Kah-Siew Ho, Imran Malik, and Mela Poonacha
The ASRG has joined Project Argus, a worldwide microwave sky survey coordinated by the SETI League, a privately funded research foundation. The hydrogen line telescope is based on a parabolic reflector dish and a cylindrical feed-horn cavity and low-noise amplifier (LNA), and can be adjusted in azimuth and elevation to view the full sky. The telescope can monitor over 10,000 channels simultaneously for narrowband microwave signals - signals assumed to be of intelligent origin. Both human-assisted and completely automated signal screening methods are being employed to achieve faster data screening rates. Data are also screened for outbursts from Mira variable stars, pulsars, and comets, which also have signals in the same microwave region.

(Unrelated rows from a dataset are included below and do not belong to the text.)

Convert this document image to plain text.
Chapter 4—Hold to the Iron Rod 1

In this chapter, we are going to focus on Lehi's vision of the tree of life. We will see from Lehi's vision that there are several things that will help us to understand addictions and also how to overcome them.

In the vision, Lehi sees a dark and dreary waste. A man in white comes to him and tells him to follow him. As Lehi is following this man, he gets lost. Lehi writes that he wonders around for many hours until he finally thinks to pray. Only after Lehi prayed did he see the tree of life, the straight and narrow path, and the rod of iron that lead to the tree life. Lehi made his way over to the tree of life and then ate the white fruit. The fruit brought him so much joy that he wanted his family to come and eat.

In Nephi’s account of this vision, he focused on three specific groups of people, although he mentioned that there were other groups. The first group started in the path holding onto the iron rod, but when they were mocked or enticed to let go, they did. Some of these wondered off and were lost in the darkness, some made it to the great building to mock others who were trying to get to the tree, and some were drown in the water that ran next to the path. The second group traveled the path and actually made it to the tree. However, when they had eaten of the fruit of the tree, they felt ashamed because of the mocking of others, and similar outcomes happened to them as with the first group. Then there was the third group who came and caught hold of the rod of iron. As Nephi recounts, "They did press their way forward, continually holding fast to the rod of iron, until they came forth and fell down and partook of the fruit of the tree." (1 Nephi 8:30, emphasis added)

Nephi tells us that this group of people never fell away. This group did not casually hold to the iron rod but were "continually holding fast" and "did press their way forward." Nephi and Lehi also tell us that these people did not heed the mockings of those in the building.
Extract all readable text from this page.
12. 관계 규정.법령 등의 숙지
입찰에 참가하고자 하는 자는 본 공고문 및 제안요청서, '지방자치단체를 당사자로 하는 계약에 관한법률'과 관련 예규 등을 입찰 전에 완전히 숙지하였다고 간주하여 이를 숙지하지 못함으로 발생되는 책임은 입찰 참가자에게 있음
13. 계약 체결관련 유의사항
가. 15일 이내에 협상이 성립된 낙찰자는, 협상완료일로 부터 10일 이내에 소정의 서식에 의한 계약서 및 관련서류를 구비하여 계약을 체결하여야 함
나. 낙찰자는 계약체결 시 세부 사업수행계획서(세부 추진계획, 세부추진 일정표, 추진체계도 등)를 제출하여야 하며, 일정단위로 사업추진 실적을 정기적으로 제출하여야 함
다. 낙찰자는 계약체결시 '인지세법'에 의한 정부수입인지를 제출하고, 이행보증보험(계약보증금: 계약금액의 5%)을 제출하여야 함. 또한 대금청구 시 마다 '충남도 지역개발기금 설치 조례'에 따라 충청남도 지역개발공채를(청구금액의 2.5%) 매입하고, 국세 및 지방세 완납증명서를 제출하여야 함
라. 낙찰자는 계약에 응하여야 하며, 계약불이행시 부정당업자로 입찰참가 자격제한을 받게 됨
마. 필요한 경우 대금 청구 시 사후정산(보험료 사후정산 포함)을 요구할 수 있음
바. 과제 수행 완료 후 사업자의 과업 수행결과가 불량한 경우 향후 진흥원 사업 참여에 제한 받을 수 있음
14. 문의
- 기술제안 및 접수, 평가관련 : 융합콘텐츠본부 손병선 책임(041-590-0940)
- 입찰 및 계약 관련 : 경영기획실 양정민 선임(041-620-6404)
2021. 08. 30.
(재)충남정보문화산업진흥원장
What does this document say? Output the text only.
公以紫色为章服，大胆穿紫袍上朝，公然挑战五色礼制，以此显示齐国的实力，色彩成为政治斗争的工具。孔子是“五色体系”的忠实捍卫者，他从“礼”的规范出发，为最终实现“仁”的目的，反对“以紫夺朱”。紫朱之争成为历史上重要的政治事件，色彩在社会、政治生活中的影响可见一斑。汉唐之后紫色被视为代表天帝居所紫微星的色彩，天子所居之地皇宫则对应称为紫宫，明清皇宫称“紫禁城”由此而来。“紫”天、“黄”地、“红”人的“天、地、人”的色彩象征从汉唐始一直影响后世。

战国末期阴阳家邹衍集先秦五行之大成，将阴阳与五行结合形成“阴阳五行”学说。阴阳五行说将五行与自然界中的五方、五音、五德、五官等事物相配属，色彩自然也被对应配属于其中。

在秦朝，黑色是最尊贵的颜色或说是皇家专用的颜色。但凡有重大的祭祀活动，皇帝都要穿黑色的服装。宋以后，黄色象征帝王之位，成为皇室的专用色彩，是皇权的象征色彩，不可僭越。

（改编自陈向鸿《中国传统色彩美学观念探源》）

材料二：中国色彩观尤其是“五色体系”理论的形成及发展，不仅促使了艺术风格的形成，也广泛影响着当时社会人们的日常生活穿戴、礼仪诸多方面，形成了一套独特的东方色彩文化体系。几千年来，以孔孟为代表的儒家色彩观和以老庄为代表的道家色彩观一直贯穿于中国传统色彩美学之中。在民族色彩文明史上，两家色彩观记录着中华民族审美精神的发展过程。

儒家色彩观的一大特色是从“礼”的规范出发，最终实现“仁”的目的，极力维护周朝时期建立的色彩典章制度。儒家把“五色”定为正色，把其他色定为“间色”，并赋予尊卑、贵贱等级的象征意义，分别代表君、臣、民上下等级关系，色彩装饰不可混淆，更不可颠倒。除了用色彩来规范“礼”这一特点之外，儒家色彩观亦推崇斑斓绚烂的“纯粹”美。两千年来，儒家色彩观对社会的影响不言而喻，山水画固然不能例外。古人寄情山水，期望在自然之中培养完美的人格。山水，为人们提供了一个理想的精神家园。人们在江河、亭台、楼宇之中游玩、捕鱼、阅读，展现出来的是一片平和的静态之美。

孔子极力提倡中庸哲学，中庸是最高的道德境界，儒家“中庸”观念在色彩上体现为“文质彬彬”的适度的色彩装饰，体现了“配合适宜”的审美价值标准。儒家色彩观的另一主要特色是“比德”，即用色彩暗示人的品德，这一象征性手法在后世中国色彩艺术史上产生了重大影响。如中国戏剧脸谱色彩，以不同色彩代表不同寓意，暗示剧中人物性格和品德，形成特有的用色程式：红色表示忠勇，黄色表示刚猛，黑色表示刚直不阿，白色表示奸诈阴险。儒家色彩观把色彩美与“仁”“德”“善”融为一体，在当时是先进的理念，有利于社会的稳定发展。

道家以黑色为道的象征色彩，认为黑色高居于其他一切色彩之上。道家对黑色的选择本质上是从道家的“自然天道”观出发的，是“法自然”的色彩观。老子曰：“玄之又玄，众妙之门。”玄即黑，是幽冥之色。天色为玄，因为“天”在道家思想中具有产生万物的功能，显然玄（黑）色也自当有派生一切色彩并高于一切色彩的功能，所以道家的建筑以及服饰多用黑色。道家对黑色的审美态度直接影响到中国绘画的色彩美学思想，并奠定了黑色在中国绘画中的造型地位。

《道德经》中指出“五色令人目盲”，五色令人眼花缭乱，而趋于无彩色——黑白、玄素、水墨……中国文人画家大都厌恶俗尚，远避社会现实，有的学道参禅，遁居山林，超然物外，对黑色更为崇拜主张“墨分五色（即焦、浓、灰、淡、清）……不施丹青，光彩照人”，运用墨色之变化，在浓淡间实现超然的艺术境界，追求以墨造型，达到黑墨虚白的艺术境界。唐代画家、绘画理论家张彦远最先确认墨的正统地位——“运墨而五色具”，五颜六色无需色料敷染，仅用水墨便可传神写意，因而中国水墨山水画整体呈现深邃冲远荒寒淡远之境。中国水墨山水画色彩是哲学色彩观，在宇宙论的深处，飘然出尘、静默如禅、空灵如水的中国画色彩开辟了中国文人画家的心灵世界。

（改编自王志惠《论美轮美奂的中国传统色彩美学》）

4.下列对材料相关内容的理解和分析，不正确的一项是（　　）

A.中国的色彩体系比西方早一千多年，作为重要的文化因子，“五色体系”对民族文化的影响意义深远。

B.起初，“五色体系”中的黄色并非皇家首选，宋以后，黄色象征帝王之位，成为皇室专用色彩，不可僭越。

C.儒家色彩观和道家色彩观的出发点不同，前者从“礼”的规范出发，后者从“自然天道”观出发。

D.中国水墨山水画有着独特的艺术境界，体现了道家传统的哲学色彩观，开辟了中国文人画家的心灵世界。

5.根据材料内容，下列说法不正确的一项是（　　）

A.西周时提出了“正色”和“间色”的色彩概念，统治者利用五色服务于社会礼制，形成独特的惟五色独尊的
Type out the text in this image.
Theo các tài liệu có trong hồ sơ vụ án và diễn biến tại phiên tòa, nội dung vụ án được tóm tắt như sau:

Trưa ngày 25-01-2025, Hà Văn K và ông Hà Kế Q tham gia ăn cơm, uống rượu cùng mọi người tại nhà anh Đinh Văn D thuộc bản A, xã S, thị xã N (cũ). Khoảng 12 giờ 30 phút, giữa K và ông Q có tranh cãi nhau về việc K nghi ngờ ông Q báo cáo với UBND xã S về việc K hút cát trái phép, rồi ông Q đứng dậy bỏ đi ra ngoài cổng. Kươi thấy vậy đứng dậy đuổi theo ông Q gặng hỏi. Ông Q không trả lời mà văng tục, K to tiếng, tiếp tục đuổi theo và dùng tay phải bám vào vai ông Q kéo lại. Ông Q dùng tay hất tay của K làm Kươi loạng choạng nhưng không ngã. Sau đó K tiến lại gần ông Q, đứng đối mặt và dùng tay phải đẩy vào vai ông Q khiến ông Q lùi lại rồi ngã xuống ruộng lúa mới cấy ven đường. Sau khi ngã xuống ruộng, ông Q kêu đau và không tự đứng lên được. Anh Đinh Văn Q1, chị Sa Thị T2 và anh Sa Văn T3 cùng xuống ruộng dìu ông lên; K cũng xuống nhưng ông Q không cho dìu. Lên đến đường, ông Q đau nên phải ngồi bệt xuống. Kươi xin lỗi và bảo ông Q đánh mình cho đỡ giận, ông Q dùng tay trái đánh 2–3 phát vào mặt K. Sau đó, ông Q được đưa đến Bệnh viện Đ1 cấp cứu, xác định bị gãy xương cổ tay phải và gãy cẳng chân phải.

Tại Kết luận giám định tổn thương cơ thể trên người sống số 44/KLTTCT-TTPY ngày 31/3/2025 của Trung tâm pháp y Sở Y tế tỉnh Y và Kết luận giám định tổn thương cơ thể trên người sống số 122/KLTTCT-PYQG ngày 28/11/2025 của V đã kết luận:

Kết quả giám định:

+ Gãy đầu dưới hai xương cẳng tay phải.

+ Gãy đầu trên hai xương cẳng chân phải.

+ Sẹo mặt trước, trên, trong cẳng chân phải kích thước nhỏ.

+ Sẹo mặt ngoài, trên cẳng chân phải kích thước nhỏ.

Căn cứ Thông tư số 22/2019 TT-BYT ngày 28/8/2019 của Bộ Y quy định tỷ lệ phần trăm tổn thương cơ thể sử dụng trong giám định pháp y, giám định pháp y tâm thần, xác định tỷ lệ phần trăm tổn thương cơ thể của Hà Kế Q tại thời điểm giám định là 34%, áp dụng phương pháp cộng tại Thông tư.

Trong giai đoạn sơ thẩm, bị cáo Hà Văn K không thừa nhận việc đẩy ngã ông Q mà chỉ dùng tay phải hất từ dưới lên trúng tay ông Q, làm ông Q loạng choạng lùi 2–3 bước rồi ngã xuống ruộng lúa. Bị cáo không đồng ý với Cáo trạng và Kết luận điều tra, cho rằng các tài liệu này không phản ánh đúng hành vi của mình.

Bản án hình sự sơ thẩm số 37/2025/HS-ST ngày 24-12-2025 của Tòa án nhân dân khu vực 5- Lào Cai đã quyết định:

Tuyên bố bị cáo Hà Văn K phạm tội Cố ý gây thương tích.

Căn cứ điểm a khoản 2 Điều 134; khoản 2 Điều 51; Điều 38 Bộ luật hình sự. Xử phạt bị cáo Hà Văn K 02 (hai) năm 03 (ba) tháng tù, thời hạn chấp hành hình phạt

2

A near-infrared optical telescope with an aperture of one-meter has been constructed to detect interstellar laser transmissions. The near-IR telescope (4760 to 25000 cm-1) is being operated at the University of Kentucky. The telescope comprises a one meter visible / near-IR Fresnel lens, an aluminum compound parabolic concentrator, tilting interference filters, a robot for detector translation and star tracking, a liquid nitrogen Dewar and detectors (PbS, InSb, and InGaAs) and a 50 MHz preamplifier with 26 dB gain (max. data rate approximately 3 Gb per minute). Autocorrelation and cross-correlation are applied in screening the data collected.